'No logic for FIIs to invest in debt as arbitrage dips'
The economic logic for foreign funds to invest in domestic debt instruments is withering away as yield differentials are narrowing fast, owing to a steep fall in the rupee, a senior SBI official said Tuesday.
Mumbai: The economic logic for foreign funds to invest in domestic debt instruments is withering away as yield differentials are narrowing fast, owing to a steep fall in the rupee, a senior SBI official said Tuesday.
The official also said looking at the real interest rate and the macro fundamentals of the economy, the rupee has to depreciate by 5 percent every year.
"The rupee fall is primarily due to (US Fed Chairman) Ben Bernanke's statement of a possible QE3 slowdown. Also, the US interest rates have gone up of late. If you see yield of 10 year US treasury is more than 2.21 percent.
Kumar further said while the 10-year benchmark yield in the domestic debt market is hovering around 7.3-7.4 percent, arbitrage opportunity for the FIIs is fast squeezing in the domestic market because of higher hedging cost due to fall in rupee.
"So, the economic logic in investing here is not there as the hedging cost will be around 6 percent for FIIs, prompting them to pull out their investment," SBI deputy managing director and group executive for global markets P Pradeep Kumar told PTI during an interaction.

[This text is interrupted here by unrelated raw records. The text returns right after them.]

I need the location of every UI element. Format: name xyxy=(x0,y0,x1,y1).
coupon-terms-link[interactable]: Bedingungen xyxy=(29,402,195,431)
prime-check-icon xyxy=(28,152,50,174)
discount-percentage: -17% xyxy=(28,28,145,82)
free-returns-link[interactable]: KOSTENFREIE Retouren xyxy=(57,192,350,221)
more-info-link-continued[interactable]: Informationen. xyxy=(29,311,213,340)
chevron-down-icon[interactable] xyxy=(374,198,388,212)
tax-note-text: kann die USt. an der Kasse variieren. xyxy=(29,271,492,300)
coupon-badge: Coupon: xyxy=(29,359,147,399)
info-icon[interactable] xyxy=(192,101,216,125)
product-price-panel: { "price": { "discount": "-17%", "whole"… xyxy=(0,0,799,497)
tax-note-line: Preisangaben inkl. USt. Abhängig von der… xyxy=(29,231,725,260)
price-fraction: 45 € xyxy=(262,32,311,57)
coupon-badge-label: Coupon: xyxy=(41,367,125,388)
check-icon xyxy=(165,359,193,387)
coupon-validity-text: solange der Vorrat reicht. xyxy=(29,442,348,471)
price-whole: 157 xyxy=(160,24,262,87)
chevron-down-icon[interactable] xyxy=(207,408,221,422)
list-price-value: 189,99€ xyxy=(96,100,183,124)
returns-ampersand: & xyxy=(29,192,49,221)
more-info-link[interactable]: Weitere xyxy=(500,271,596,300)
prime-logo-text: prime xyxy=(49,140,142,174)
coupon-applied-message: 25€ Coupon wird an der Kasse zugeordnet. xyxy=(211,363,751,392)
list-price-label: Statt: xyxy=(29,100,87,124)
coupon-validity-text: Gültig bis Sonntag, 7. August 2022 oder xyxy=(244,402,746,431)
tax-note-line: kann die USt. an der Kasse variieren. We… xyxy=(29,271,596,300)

Currently, the US treasury note for 10 year hovers around 2.1 percent, while it is around 7.3 percent for Indian 10-year benchmark yield. However, when FII takes an exposure in Indian bond, he has to hedge it against exchange rate risk, which comes around 6 percent.
So, the effective return for FII comes to 1.3 percent (7.3 percent minus 6 percent) as of now in Indian bonds, in comparison to 2.1 percent offered in US 10 year treasury note.
Kumar also said the rupee has to depreciate by at least 5 percent every year on the basis of macro fundamentals. "In the long-run, the rupee has to depreciate because there is both interest rate and inflation differentials between the US and India," he said.
Referring to the short-term movement of rupee, Kumar said it will depend on the flows.
The domestic currency has lost over 7 percent since the first week of May on the back of pulling out of foreign flows, which was around USD 3.9 billion from the debt market, due to apprehension of tapering of the US stimulus.
The rupee today sank by a whopping 90 paise to all-time closing low of 58.77 on massive dollar buying by banks and importers as forex markets became jittery ahead of Fed's decision on continuing monetary stimulus.
On possible inflows by FIIs, he said inflows would come into the country if the interest rate differential between the domestic economy and US hovers around 6 percent or more.
"It will depend on how interest rate pans out...If the interest rate differential between US and India is above 6 percent...Then money will come...My personal view is that it is going to be difficult unless they take a very long call and they put money for long-dated and hopeful that economic growth of the economy will improve and consequently, rupee will appreciate...This is a very long call not short-term call," he said.